However, by this time Squirrie was gone. I had one last glimpse of him as he looked over his shoulder, before he scampered along the ridge pole of the barn to a near-by tree and from it to our house top, then along the roofs to his own house and into his little fortress. Across his mouth was the bunch of my tail feathers. He would probably line his nest with them. I could not move, and sat trembling and crouching on the ridgepole.

“Tell me, tell me what has happened?” said Chummy. “Oh, Dicky-Dick, your tail is gone—what a dreadful thing! You, there, stop laughing,” and he made a dash at a giddy young sparrow of last season, called Tommy, who was nearly killing himself giggling over my funny appearance.

“It was Squirrie,” I said in a gasping way. “I was trying to do him good, and he bit off my tail.”

“Why didn’t you consult me?” said Chummy

gravely. “That animal has heard enough sermons to convert a whole street full of squirrels. They just roll off him like gravel from the roof.”

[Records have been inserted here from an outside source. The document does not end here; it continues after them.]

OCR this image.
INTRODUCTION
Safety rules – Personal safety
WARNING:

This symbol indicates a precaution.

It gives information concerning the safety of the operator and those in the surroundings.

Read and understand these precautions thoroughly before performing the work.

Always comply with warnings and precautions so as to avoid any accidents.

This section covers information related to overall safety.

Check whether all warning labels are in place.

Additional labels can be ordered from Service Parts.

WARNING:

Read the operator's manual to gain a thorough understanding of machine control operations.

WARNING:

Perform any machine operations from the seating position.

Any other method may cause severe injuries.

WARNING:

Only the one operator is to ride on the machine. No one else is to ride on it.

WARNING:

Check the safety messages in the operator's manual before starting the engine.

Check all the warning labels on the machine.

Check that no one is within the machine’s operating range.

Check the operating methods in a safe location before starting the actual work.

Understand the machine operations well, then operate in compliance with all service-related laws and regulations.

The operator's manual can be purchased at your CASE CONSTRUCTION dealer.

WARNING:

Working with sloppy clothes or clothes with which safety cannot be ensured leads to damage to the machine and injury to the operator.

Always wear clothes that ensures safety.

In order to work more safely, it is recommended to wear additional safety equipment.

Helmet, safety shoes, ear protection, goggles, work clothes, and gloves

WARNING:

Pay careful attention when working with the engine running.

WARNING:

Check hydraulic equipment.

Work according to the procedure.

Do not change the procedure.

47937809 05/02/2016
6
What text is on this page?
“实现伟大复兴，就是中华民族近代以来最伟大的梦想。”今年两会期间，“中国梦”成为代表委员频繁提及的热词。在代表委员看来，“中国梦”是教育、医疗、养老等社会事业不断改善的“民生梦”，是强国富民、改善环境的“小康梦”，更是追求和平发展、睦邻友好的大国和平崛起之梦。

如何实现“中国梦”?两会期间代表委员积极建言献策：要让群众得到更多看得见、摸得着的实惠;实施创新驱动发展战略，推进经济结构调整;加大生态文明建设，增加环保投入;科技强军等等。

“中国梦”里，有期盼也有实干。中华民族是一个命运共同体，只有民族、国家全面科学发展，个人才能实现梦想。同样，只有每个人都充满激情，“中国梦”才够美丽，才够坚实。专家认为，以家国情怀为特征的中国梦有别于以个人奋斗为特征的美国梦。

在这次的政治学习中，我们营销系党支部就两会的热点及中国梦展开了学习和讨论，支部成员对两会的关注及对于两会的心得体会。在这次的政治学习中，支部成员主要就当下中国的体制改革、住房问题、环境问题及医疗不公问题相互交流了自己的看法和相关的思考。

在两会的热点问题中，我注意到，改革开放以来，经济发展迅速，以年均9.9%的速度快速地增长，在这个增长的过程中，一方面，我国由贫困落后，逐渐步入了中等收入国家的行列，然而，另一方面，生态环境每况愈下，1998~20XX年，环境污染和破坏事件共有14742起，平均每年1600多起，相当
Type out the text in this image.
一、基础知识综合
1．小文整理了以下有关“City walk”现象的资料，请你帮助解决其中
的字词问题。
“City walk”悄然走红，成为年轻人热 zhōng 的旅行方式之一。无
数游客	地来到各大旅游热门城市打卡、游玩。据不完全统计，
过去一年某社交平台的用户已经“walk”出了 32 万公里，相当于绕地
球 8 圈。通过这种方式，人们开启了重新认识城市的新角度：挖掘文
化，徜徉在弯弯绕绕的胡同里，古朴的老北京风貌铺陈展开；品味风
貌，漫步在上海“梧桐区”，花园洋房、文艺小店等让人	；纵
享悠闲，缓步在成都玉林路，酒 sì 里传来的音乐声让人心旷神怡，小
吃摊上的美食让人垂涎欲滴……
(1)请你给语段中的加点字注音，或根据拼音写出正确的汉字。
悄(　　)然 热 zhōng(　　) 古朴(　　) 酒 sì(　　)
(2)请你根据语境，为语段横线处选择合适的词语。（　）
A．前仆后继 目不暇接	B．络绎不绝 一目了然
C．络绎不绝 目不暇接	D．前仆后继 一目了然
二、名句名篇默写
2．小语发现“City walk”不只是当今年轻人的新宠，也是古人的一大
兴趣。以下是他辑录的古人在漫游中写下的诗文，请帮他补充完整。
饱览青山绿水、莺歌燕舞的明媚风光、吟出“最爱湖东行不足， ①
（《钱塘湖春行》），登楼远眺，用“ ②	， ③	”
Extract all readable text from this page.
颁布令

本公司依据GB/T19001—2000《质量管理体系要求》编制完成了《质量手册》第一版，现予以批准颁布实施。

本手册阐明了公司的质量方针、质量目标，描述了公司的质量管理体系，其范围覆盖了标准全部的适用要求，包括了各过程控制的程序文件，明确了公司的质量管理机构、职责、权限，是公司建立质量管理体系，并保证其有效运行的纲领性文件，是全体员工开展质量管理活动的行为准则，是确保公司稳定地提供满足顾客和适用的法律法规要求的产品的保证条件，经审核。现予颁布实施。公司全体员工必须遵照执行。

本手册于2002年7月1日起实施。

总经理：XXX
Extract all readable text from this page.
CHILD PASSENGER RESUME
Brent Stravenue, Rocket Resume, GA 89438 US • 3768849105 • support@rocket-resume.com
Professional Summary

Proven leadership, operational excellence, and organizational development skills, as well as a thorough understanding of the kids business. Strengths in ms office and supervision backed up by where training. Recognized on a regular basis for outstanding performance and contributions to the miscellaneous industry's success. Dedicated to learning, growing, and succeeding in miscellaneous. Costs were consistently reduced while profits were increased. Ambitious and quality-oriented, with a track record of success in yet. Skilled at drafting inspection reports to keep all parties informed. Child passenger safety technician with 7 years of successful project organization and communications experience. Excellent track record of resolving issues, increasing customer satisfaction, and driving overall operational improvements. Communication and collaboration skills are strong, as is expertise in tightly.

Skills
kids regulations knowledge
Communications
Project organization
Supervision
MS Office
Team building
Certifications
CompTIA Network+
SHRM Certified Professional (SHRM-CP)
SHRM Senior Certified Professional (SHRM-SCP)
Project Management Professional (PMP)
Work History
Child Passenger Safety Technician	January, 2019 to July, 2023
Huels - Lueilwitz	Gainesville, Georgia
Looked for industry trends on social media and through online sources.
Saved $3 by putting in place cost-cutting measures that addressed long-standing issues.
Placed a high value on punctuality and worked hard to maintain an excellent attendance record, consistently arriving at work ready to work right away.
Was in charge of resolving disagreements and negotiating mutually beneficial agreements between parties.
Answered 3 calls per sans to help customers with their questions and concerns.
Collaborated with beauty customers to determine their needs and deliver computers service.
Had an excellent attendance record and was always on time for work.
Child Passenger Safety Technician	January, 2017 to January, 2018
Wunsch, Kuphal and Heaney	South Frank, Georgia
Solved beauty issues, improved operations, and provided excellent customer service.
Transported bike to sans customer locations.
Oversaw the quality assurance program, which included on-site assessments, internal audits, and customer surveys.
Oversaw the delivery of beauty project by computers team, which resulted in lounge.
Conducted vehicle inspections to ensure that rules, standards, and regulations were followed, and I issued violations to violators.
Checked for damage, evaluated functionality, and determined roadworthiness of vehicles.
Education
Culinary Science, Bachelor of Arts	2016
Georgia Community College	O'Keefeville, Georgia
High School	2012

“I thought I might influence him,” I said, “if I got him alone and talked kindly to him, but I didn’t do him a bit of good, and I have lost my pretty tail.”

Chummy shook his head sadly. “It is too bad, Dicky-Dick. I wouldn’t have had this happen for a pound of hemp seed.”

“I never am pretty,” I said miserably, “even with all my feathers; but my tail was passable. I shall be a fright now, and Missie was just going to get a mate for me. A proud little hen bird will despise me. Oh, why didn’t I stay at home!”

“Never mind, Dicky-Dick,” said Chummy consolingly. “You meant well, but it is always a dangerous thing to meddle with old offenders. Punishment is the only thing that counts with them, and I’ll see that Squirrie gets it.”

“Don’t do anything on my account,” I said quickly. “I forgive him.”